It turned into a tube, all twisting and curving around, surrounded by moss and trickling water. Must've been a high-pressure
water spout to be so smooth. It divided pretty soon, and we were all separated, but I couldn't deal with that. I was barely
dealing with this suicide roller coaster I was on.

But what a way to go. I mean, it was the funnest terrifying thing I've ever done. Like they have a water slide amusement park
called All Wet down near where Grandpa used to live, and this was
way
better than that, but there were problems with this one. Like the rocks that were sticking from the ceiling at some of the
turns, so if I'd been any bigger, they might've clobbered me. Little stuff like that. No time to think about that, though.
I just wiggled and dodged without thinking, and somehow that was the right thing to do.

Finally I spurted out the mouth of the chute, flew through the air, and landed with a splash in a pool of shallow water. Within
seconds the others shot out of other holes in the rock and splashed down around me. There was a lot of coughing and spitting
and shaking water from our ears, until when I stood and opened my eyes and looked around, I almost sat down again, just at
the wonder of it.

We were in an enormous, and I mean friggin' huge, cavern. The far ceiling and walls were lined with sparkling rocks that glittered
off shafts of low sunlight that pierced through holes high up.
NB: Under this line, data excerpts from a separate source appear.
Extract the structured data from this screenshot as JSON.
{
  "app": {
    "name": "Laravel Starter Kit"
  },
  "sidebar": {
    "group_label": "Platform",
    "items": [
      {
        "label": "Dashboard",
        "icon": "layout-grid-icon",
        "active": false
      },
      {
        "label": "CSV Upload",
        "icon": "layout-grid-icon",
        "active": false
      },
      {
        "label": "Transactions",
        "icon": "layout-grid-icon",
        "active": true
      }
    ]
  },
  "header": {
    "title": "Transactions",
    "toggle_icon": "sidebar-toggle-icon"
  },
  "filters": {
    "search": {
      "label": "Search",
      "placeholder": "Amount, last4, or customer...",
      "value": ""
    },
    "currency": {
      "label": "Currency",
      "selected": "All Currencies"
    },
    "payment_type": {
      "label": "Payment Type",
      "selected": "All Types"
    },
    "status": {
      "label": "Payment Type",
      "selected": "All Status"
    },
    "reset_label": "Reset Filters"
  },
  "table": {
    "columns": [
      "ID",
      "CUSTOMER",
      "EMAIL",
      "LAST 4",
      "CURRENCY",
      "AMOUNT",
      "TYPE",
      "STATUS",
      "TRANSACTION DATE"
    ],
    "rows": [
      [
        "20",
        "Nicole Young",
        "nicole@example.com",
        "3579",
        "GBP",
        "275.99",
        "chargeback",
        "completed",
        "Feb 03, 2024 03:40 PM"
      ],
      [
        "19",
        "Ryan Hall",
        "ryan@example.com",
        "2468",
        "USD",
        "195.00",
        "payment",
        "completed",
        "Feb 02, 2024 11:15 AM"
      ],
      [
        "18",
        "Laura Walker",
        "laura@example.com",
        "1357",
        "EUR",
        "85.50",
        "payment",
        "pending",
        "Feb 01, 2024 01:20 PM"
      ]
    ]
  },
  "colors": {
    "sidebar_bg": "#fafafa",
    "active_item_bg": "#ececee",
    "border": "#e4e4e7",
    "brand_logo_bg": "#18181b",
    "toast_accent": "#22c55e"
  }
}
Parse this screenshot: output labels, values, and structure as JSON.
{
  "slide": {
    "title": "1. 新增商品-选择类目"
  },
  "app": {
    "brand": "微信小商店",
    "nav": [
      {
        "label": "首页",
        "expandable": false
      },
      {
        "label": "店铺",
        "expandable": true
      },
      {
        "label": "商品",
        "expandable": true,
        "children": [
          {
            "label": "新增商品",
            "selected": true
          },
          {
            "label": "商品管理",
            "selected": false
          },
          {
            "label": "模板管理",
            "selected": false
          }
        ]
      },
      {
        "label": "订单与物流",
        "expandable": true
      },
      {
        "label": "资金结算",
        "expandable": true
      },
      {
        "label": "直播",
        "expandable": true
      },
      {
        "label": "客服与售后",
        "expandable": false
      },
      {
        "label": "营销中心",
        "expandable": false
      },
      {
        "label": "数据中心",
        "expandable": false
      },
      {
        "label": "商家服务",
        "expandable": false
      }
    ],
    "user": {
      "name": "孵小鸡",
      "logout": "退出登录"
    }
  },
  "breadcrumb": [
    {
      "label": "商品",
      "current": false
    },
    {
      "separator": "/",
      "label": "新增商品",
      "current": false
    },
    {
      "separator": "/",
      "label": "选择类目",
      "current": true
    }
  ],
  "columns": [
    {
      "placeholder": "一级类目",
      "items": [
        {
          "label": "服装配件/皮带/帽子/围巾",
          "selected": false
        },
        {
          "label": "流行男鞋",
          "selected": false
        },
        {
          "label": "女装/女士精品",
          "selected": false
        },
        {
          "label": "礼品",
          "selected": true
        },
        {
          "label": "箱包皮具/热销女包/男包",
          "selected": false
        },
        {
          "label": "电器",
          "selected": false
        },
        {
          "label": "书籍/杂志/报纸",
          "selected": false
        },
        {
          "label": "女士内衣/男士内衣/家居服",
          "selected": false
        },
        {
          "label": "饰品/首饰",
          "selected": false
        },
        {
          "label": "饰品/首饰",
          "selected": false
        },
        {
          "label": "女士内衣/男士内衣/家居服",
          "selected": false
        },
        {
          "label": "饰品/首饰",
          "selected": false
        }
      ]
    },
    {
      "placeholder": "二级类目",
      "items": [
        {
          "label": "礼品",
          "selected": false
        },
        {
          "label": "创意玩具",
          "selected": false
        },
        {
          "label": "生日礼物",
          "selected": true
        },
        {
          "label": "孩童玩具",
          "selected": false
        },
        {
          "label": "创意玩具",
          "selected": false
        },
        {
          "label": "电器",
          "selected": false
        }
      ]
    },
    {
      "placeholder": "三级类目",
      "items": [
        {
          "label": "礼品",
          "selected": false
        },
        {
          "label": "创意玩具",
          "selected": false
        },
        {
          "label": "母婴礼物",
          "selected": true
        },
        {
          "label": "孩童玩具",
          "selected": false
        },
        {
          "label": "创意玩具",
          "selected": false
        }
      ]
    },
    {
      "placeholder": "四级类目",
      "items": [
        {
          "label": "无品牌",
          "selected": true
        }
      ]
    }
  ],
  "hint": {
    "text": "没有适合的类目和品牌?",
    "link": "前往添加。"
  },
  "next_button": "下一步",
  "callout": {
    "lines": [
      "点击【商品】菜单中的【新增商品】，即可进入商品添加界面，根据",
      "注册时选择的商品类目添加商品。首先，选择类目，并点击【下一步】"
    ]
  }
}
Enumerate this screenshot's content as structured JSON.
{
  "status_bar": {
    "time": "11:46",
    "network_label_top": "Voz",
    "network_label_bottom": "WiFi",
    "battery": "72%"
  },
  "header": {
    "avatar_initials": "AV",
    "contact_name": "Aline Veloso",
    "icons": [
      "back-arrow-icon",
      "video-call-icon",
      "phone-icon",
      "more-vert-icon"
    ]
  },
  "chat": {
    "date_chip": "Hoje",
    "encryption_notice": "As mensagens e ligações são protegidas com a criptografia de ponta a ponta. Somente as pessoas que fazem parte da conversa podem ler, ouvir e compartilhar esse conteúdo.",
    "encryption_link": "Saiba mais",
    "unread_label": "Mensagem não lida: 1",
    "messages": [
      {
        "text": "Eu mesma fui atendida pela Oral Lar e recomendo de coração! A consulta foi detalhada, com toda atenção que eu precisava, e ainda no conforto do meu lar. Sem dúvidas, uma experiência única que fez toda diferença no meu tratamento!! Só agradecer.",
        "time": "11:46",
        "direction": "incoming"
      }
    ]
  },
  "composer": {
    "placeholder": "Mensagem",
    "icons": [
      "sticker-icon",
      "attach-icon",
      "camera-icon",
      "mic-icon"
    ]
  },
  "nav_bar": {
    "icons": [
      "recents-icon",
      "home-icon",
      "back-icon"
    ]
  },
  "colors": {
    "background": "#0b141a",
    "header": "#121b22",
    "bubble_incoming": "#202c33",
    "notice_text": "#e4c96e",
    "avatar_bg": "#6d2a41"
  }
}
The whole place was filled with a still pool of dark blue water.
Just beyond the walls the ocean's waves could be clearly heard lapping and crashing all around.

But the most amazing sight stood at the far end of the cavern—a ship! A real, honest-to-God, well preserved, seventeenth-century
pirate ship, tilted half on its side, buried half in the far wall, where there'd been a cave-in probably hundreds of years
ago.

The sails were tattered. One mast was gone, the others were broken or leaning. The skull and crossbones hung at half mast.
The ship rested broadside, its gunports open, its rusting cannons pointing right at us. It was like something out of
Treasure Island
, marooned there.

We all just stared.

“It's Willy's ship,” I said, but no one was really listening. I started to wade over to it.

“Wait,” said Brand. “What if there's more leeches in there?”

I stopped. Data just smiled, though. He pulled a yellow plastic folded thing out of his backpack and pulled a cord—and the
thing began to inflate into a life raft. But the thing is, it didn't stop, it just kept getting bigger and bigger, until
BAM
, it exploded just like all the rest of his inventions.

The sound bounced around the cavern walls, setting off a small rumbling from above us. Tiny pieces of earth fell from the
ceiling, shuddered down the walls, and plopped into the water. Then it got quiet again. Then we started wading toward the
ship.

I talked as we walked. “Willy had it all planned out, you know? He was waitin' for us. For anybody who was smart enough to
figure out his tricks. And we were smart enough.”

“And lucky enough,” said Brand.

“What do you guys mean?” said Andy.

“Don't you get it?” I said. “He's been waitin' for us for three hundred years. I'll bet you anything he's waitin'
up there right now. It's like… he wants to invite us aboard.”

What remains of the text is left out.